The quest for perfection
Stocks that look great based on one factor may prove horrible elsewhere, making due diligence a crucial part of your investing research. The best stocks excel in many different areas, including these important factors:
- Growth. Expanding businesses show healthy revenue growth. While past growth is no guarantee that revenue will keep rising, it's certainly a better sign than a stagnant top line.
- Margins. Higher sales mean nothing if a company can't produce profits from them. Strong margins ensure that company can turn revenue into profit.
- Balance sheet. At debt-laden companies, banks and bondholders compete with shareholders for management's attention. Companies with strong balance sheets don't have to worry about the distraction of debt.
- Money-making opportunities. Return on equity helps measure how well a company is finding opportunities to turn its resources into profitable business endeavors.
- Valuation. You can't afford to pay too much for even the best companies. By using normalized figures, you can see how a stock's simple earnings multiple fits into a longer-term context.
- Dividends. For tangible proof of profits, a check to shareholders every three months can't be beat. Companies with solid dividends and strong commitments to increasing payouts treat shareholders well.
With those factors in mind, let's take a closer look at Morgan Stanley.
What We Want to See
Pass or Fail?
|Growth||5-Year Annual Revenue Growth > 15%||(0.2%)||Fail|
|1-Year Revenue Growth > 12%||(5.1%)||Fail|
|Margins||Gross Margin > 35%||88.1%||Pass|
|Net Margin > 15%||8.3%||Fail|
|Balance Sheet||Debt to Equity < 50%||528.5%||Fail|
|Current Ratio > 1.3||1.60||Pass|
|Opportunities||Return on Equity > 15%||4.3%||Fail|
|Valuation||Normalized P/E < 20||9.78||Pass|
|Dividends||Current Yield > 2%||1.4%||Fail|
|5-Year Dividend Growth > 10%||(28.6%)||Fail|
|Total Score||3 out of 10|
Source: S&P Capital IQ. Total score = number of passes.

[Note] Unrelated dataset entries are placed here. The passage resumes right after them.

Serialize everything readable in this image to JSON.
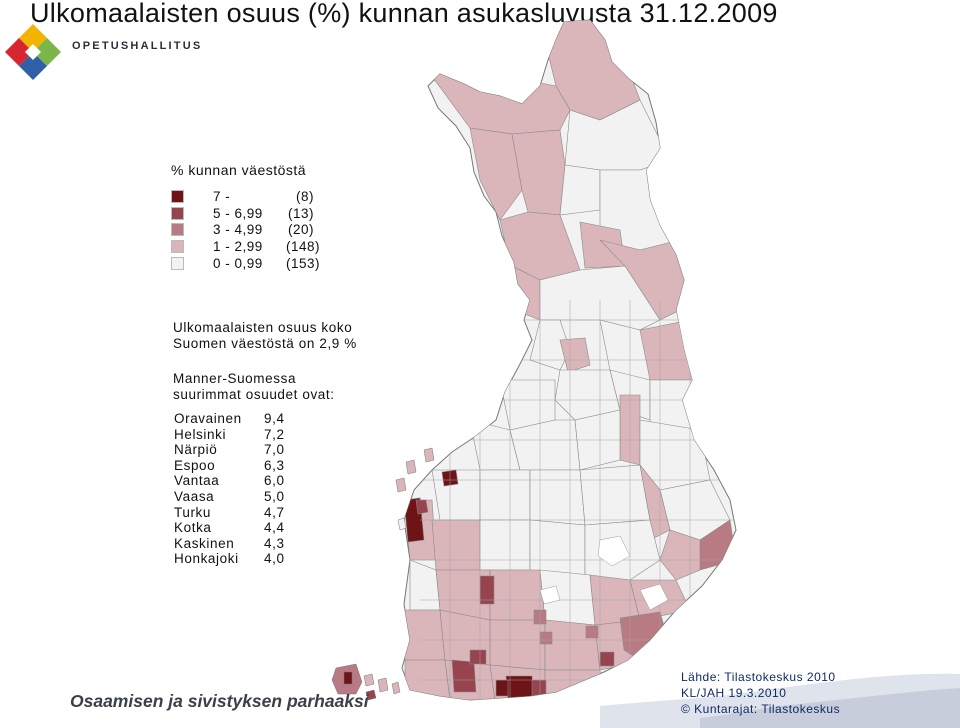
{
  "title": "Ulkomaalaisten osuus (%) kunnan asukasluvusta 31.12.2009",
  "organization": "OPETUSHALLITUS",
  "legend": {
    "title": "% kunnan väestöstä",
    "classes": [
      {
        "range": "7 -",
        "count": "(8)",
        "color": "#6e1416"
      },
      {
        "range": "5 - 6,99",
        "count": "(13)",
        "color": "#97444e"
      },
      {
        "range": "3 - 4,99",
        "count": "(20)",
        "color": "#b87a83"
      },
      {
        "range": "1 - 2,99",
        "count": "(148)",
        "color": "#dab6ba"
      },
      {
        "range": "0 - 0,99",
        "count": "(153)",
        "color": "#f2f2f2"
      }
    ]
  },
  "summary": {
    "line1": "Ulkomaalaisten osuus koko",
    "line2": "Suomen väestöstä on 2,9 %"
  },
  "ranking": {
    "heading1": "Manner-Suomessa",
    "heading2": "suurimmat osuudet ovat:",
    "rows": [
      {
        "municipality": "Oravainen",
        "value": "9,4"
      },
      {
        "municipality": "Helsinki",
        "value": "7,2"
      },
      {
        "municipality": "Närpiö",
        "value": "7,0"
      },
      {
        "municipality": "Espoo",
        "value": "6,3"
      },
      {
        "municipality": "Vantaa",
        "value": "6,0"
      },
      {
        "municipality": "Vaasa",
        "value": "5,0"
      },
      {
        "municipality": "Turku",
        "value": "4,7"
      },
      {
        "municipality": "Kotka",
        "value": "4,4"
      },
      {
        "municipality": "Kaskinen",
        "value": "4,3"
      },
      {
        "municipality": "Honkajoki",
        "value": "4,0"
      }
    ]
  },
  "footer": {
    "slogan": "Osaamisen ja sivistyksen parhaaksi",
    "source": "Lähde: Tilastokeskus 2010",
    "author": "KL/JAH 19.3.2010",
    "copyright": "© Kuntarajat: Tilastokeskus"
  }
}
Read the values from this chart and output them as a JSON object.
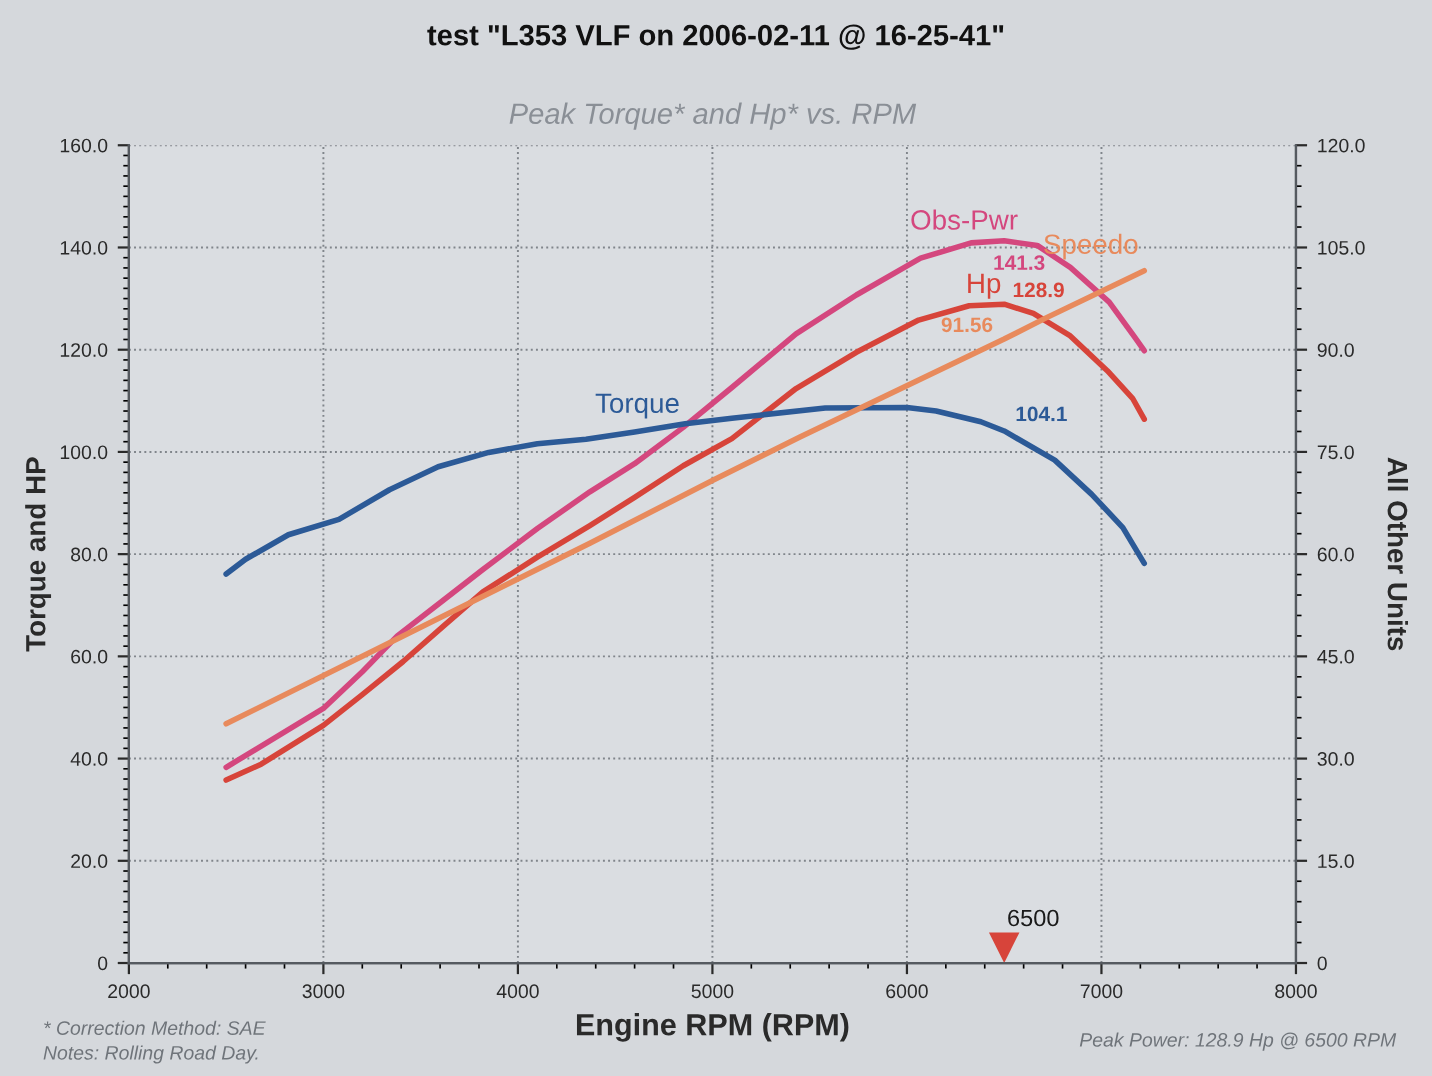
{
  "chart_data": {
    "type": "line",
    "title": "test \"L353 VLF on 2006-02-11 @ 16-25-41\"",
    "subtitle": "Peak Torque* and Hp* vs. RPM",
    "xlabel": "Engine RPM (RPM)",
    "ylabel": "Torque and HP",
    "y2label": "All Other Units",
    "xlim": [
      2000,
      8000
    ],
    "xticks": [
      2000,
      3000,
      4000,
      5000,
      6000,
      7000,
      8000
    ],
    "ylim": [
      0,
      160
    ],
    "yticks": [
      0,
      {
        "value": 20,
        "label": "20.0"
      },
      {
        "value": 40,
        "label": "40.0"
      },
      {
        "value": 60,
        "label": "60.0"
      },
      {
        "value": 80,
        "label": "80.0"
      },
      {
        "value": 100,
        "label": "100.0"
      },
      {
        "value": 120,
        "label": "120.0"
      },
      {
        "value": 140,
        "label": "140.0"
      },
      {
        "value": 160,
        "label": "160.0"
      }
    ],
    "y2lim": [
      0,
      120
    ],
    "y2ticks": [
      0,
      {
        "value": 15,
        "label": "15.0"
      },
      {
        "value": 30,
        "label": "30.0"
      },
      {
        "value": 45,
        "label": "45.0"
      },
      {
        "value": 60,
        "label": "60.0"
      },
      {
        "value": 75,
        "label": "75.0"
      },
      {
        "value": 90,
        "label": "90.0"
      },
      {
        "value": 105,
        "label": "105.0"
      },
      {
        "value": 120,
        "label": "120.0"
      }
    ],
    "grid": true,
    "series": [
      {
        "name": "Obs-Pwr",
        "color": "#d4477e",
        "x": [
          2500,
          3000,
          3200,
          3380,
          3600,
          3820,
          4100,
          4370,
          4600,
          4850,
          5100,
          5430,
          5740,
          6070,
          6330,
          6500,
          6670,
          6840,
          7040,
          7170,
          7220
        ],
        "values": [
          38.3,
          49.8,
          57.0,
          64.0,
          70.5,
          77.0,
          85.0,
          92.2,
          97.7,
          104.8,
          112.6,
          123.1,
          130.7,
          137.9,
          140.9,
          141.3,
          140.4,
          136.1,
          129.3,
          122.5,
          119.8
        ],
        "value_labels": [
          null,
          null,
          null,
          null,
          null,
          null,
          null,
          null,
          null,
          null,
          null,
          null,
          null,
          null,
          null,
          "141.3",
          null,
          null,
          null,
          null,
          null
        ]
      },
      {
        "name": "Hp",
        "color": "#d7443a",
        "x": [
          2500,
          2680,
          3000,
          3200,
          3410,
          3620,
          3820,
          4100,
          4370,
          4600,
          4850,
          5100,
          5430,
          5740,
          6060,
          6320,
          6500,
          6650,
          6840,
          7030,
          7160,
          7220
        ],
        "values": [
          35.8,
          38.9,
          46.5,
          52.5,
          59.0,
          66.0,
          72.6,
          79.4,
          85.6,
          91.1,
          97.3,
          102.6,
          112.4,
          119.5,
          125.8,
          128.6,
          128.9,
          127.1,
          122.7,
          115.9,
          110.5,
          106.4
        ],
        "value_labels": [
          null,
          null,
          null,
          null,
          null,
          null,
          null,
          null,
          null,
          null,
          null,
          null,
          null,
          null,
          null,
          null,
          "128.9",
          null,
          null,
          null,
          null,
          null
        ]
      },
      {
        "name": "Speedo",
        "color": "#e88a5c",
        "axis": "y2",
        "x": [
          2500,
          3410,
          4370,
          5000,
          5450,
          6500,
          6710,
          7220
        ],
        "values": [
          35.1,
          48.0,
          61.6,
          70.8,
          77.2,
          91.56,
          94.6,
          101.6
        ],
        "value_labels": [
          null,
          null,
          null,
          null,
          null,
          "91.56",
          null,
          null
        ]
      },
      {
        "name": "Torque",
        "color": "#2c5a97",
        "x": [
          2500,
          2600,
          2820,
          3080,
          3340,
          3590,
          3850,
          4100,
          4350,
          4600,
          4860,
          5100,
          5580,
          6000,
          6150,
          6380,
          6500,
          6760,
          6950,
          7110,
          7220
        ],
        "values": [
          76.1,
          79.0,
          83.8,
          86.8,
          92.6,
          97.1,
          99.9,
          101.6,
          102.5,
          103.9,
          105.5,
          106.6,
          108.6,
          108.7,
          108.0,
          105.9,
          104.1,
          98.4,
          91.7,
          85.2,
          78.2
        ],
        "value_labels": [
          null,
          null,
          null,
          null,
          null,
          null,
          null,
          null,
          null,
          null,
          null,
          null,
          null,
          null,
          null,
          null,
          "104.1",
          null,
          null,
          null,
          null
        ]
      },
      {
        "type": "scatter",
        "color": "#d7443a",
        "marker": "triangle",
        "x": [
          6500
        ],
        "values": [
          3
        ]
      }
    ],
    "annotations": [
      {
        "text": "6500",
        "x": 6500,
        "y": 3
      },
      "* Correction Method: SAE",
      "Notes: Rolling Road Day.",
      "Peak Power: 128.9 Hp @ 6500 RPM"
    ]
  }
}
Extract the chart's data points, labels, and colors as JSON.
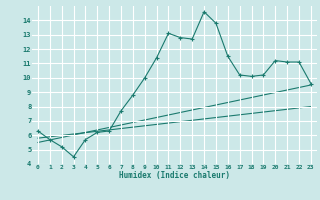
{
  "xlabel": "Humidex (Indice chaleur)",
  "background_color": "#cce8e8",
  "grid_color": "#ffffff",
  "line_color": "#1a7a6e",
  "xlim": [
    -0.5,
    23.5
  ],
  "ylim": [
    4,
    15
  ],
  "xticks": [
    0,
    1,
    2,
    3,
    4,
    5,
    6,
    7,
    8,
    9,
    10,
    11,
    12,
    13,
    14,
    15,
    16,
    17,
    18,
    19,
    20,
    21,
    22,
    23
  ],
  "yticks": [
    4,
    5,
    6,
    7,
    8,
    9,
    10,
    11,
    12,
    13,
    14
  ],
  "curve1_x": [
    0,
    1,
    2,
    3,
    4,
    5,
    6,
    7,
    8,
    9,
    10,
    11,
    12,
    13,
    14,
    15,
    16,
    17,
    18,
    19,
    20,
    21,
    22,
    23
  ],
  "curve1_y": [
    6.3,
    5.7,
    5.2,
    4.5,
    5.7,
    6.2,
    6.3,
    7.7,
    8.8,
    10.0,
    11.4,
    13.1,
    12.8,
    12.7,
    14.6,
    13.8,
    11.5,
    10.2,
    10.1,
    10.2,
    11.2,
    11.1,
    11.1,
    9.6
  ],
  "curve2_x": [
    0,
    23
  ],
  "curve2_y": [
    5.5,
    9.5
  ],
  "curve3_x": [
    0,
    23
  ],
  "curve3_y": [
    5.8,
    8.0
  ]
}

Since we looked at Morgan Stanley last year, the company hasn't improved on its three-point score. The stock has been stuck in the doldrums, though, with a 15% drop over the past year.
Morgan Stanley has been squarely in the limelight lately, and not in a good way. As lead underwriter for the Facebook (Nasdaq: FB ) IPO, Morgan Stanley found itself in the hot seat when the social media giant's IPO got off to a rough start, with trading glitches that led to opening-day delays eventually leading to severe price declines that have shaved off half of Facebook's value in just a few months.
Fallout from the Facebook debacle could severely hurt Morgan Stanley's future. In 2011, the company led all IPO underwriters with nearly $10 billion in proceeds, beating out Bank of America (NYSE: BAC ) and its Merrill Lynch unit, along with Goldman Sachs and JPMorgan (NYSE: JPM ) . Reputational damage could cost Morgan Stanley its leadership role, although the company is fighting hard to retain its edge.
Moreover, brokers are facing a tough environment right now. The rate environment has led to lower investment income, which has hurt both Goldman and E*TRADE Financial (Nasdaq: ETFC ) along with Morgan Stanley. With the Fed likely to keep rates low for a long time, those headwinds aren't going away anytime soon.
For Morgan Stanley to improve, it needs to get past the Facebook troubles and re-establish itself as a major Wall Street player. If it can do that, then its relatively cheap valuation gives the stock plenty of room to run.
No stock is a sure thing, but some stocks are a lot closer to perfect than others. By looking for the perfect stock, you'll go a long way toward improving your investing prowess and learning how to separate out the best investments from the rest.